Sasin bronił słów Jarosława Kaczyńskiego, który nazwał ostatnie wydarzenia w Sejmie "puczem". Argumentował, że jeżeli tym słowem nazywamy "próbę przejęcia władzy w sposób niedemokratyczny", to takie określenie zachowania posłów opozycji jest jak najbardziej uzasadnione.

Konrad Piasecki dopytywał swojego gościa, czy w takim razie zachowanie protestujących wpisuje się w to, co znajduje się w artykule 128 kodeksu karnego. A mówi on, że jeżeli ktoś, "w celu usunięcia przemocą konstytucyjnego organu Rzeczypospolitej Polskiej, podejmuje działalność zmierzającą bezpośrednio do urzeczywistnienia tego celu", to podlega karze pozbawienia wolności na czas nie krótszy od lat 3.

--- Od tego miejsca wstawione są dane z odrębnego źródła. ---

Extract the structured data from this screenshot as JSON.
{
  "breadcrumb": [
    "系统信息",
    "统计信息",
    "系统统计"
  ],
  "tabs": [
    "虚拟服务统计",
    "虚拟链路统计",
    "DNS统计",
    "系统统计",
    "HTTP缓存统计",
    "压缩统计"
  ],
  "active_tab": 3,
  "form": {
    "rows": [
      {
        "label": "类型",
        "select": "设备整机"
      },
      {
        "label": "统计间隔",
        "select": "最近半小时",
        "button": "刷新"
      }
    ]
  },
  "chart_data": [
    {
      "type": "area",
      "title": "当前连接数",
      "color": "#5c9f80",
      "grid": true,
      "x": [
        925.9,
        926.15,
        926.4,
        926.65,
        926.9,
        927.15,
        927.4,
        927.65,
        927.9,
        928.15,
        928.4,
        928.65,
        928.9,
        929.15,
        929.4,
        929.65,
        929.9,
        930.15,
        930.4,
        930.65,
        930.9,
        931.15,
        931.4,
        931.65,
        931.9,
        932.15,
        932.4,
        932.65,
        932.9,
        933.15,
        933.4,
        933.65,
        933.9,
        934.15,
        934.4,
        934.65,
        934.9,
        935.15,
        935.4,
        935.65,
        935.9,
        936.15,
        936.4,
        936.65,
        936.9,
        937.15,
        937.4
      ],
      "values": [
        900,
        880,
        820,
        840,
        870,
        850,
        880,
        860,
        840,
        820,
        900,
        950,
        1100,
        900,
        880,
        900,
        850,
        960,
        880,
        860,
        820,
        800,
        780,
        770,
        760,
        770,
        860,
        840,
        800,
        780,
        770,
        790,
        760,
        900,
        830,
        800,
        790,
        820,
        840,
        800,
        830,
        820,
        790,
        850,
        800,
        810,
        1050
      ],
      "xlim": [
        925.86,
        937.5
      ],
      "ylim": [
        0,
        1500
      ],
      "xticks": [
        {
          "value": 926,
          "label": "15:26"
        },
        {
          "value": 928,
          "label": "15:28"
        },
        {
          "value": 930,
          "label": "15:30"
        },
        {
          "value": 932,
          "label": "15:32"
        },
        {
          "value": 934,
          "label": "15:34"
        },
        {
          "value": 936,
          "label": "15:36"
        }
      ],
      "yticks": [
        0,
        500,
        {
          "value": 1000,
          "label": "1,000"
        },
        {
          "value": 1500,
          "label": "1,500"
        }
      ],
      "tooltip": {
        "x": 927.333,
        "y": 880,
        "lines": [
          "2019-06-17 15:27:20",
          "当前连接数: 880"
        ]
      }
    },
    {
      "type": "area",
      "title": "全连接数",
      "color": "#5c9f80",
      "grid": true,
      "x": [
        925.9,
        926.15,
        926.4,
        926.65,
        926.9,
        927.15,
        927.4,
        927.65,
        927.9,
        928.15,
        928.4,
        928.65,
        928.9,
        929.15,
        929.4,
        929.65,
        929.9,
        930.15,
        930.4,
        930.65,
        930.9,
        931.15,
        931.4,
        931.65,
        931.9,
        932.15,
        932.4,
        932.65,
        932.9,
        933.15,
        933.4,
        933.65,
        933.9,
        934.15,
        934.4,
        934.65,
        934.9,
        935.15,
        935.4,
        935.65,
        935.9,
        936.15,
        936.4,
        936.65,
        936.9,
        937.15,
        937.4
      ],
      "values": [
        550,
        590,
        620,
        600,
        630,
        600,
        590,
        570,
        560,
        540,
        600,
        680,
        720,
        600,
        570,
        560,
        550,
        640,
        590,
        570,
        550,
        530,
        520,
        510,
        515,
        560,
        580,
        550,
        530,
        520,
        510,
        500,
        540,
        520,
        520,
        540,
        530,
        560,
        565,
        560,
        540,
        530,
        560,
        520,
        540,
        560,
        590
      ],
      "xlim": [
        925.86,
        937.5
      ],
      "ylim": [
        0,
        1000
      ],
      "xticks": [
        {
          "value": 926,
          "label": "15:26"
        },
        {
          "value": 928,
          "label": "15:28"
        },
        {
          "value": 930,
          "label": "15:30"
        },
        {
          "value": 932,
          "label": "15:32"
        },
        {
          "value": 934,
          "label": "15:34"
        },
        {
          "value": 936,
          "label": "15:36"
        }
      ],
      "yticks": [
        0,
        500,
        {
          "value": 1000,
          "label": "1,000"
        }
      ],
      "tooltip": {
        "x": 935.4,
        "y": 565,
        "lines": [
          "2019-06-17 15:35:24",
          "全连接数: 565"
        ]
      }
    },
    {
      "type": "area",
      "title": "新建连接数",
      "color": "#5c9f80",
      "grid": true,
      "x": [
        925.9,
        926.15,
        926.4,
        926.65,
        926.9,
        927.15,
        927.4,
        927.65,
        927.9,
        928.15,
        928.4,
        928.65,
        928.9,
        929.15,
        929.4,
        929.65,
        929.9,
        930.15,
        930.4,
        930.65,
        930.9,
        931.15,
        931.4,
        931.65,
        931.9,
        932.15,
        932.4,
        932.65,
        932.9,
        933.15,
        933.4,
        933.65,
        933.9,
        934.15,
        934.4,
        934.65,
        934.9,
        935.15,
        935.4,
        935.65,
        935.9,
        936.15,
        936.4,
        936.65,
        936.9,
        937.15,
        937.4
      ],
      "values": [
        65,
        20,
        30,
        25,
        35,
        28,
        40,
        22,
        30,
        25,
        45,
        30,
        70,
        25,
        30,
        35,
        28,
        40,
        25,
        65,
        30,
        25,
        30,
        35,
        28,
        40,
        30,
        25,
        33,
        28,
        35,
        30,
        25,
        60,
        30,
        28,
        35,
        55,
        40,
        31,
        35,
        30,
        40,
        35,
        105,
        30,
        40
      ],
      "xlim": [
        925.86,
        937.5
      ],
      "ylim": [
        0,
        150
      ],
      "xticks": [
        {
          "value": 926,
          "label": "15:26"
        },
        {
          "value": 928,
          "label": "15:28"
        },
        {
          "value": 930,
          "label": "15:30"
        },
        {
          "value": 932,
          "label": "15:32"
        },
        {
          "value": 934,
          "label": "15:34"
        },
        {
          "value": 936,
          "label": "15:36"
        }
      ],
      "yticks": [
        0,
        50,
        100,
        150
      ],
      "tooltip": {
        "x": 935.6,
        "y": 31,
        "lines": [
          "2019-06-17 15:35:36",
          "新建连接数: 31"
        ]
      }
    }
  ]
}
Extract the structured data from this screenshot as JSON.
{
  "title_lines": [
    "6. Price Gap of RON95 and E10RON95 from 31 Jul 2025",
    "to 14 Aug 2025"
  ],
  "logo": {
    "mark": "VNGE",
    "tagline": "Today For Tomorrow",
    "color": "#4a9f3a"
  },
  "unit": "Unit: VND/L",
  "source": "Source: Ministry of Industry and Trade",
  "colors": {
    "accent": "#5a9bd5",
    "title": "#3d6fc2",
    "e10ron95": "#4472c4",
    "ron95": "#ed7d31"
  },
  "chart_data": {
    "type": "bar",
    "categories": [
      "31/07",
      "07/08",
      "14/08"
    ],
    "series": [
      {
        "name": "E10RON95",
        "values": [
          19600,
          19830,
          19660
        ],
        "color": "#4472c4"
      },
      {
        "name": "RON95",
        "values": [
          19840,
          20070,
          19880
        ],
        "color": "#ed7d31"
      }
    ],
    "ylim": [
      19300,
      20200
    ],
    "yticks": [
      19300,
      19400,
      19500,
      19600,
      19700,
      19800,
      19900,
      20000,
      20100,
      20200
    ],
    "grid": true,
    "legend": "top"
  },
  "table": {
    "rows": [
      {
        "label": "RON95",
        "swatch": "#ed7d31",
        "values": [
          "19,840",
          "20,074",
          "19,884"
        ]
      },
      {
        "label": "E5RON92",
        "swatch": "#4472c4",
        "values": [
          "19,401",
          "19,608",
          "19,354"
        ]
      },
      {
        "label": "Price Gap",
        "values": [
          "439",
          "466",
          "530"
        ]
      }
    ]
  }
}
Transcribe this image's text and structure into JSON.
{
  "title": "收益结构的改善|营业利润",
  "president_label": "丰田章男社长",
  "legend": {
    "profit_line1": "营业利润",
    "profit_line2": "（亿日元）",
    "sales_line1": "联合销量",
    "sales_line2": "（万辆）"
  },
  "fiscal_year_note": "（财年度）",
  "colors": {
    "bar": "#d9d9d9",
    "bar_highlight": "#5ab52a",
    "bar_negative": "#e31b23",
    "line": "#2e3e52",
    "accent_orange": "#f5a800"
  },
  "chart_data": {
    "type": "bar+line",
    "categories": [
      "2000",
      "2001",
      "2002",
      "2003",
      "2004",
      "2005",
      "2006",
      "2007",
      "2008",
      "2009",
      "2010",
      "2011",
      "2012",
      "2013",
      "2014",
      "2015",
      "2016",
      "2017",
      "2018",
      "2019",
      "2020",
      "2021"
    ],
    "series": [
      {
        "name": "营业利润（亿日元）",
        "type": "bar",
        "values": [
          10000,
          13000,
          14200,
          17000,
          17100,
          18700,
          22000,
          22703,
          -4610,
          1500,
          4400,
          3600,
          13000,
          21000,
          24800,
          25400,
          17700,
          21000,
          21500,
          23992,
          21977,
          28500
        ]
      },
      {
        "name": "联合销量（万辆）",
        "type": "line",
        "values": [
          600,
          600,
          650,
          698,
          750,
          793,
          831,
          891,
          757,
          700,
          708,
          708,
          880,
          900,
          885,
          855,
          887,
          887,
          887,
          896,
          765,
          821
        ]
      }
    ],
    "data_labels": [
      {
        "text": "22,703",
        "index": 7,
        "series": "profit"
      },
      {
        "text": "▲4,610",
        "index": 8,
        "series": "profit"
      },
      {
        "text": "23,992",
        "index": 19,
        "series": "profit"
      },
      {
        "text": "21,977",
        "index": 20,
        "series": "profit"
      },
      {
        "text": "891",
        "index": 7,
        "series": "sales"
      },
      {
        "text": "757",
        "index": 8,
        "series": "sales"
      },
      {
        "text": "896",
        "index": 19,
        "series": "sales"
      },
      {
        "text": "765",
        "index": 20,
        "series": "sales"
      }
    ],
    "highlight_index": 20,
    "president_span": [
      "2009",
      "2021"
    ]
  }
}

- Drogą do przejęcia władzy przez opozycję miało być sparaliżowanie parlamentu i nieuchwalenie budżetu - mówił Jacek Sasin. Poseł PiS kolejny raz tłumaczył też, że jego partia wyciąga rękę do zgody i chce kompromisu. Co proponuje, by ten nabrzmiały spór rozwiązać?
- Wróćmy do normalnej pracy. Zgodzimy się, że doszło do złamania prawa, a tak było, bo okupacja mównicy i uniemożliwienie prowadzenia obrad przez marszałka była złamaniem prawa. Niech opozycja zacznie spełniać swoją rolę, czyli recenzowania rządu. Proponujemy również wzmocnienie roli opozycji, mówił o tym Jarosław Kaczyński - dodał gość Radia Zet.
Równocześnie Sasin wykluczył możliwość powtórzenia głosowania nad budżetem. Jak tłumaczył, byłoby to złamaniem prawa. - Nie widzę powodu ani możliwości, by zrobić krok wstecz - dodał. Dopytywany o wątpliwości wokół tego, czy głosowanie to było ważne, odparł krótko - dokumentem, który to potwierdza, są protokoły glosowań, a one nie pozostawiają żadnej wątpliwości.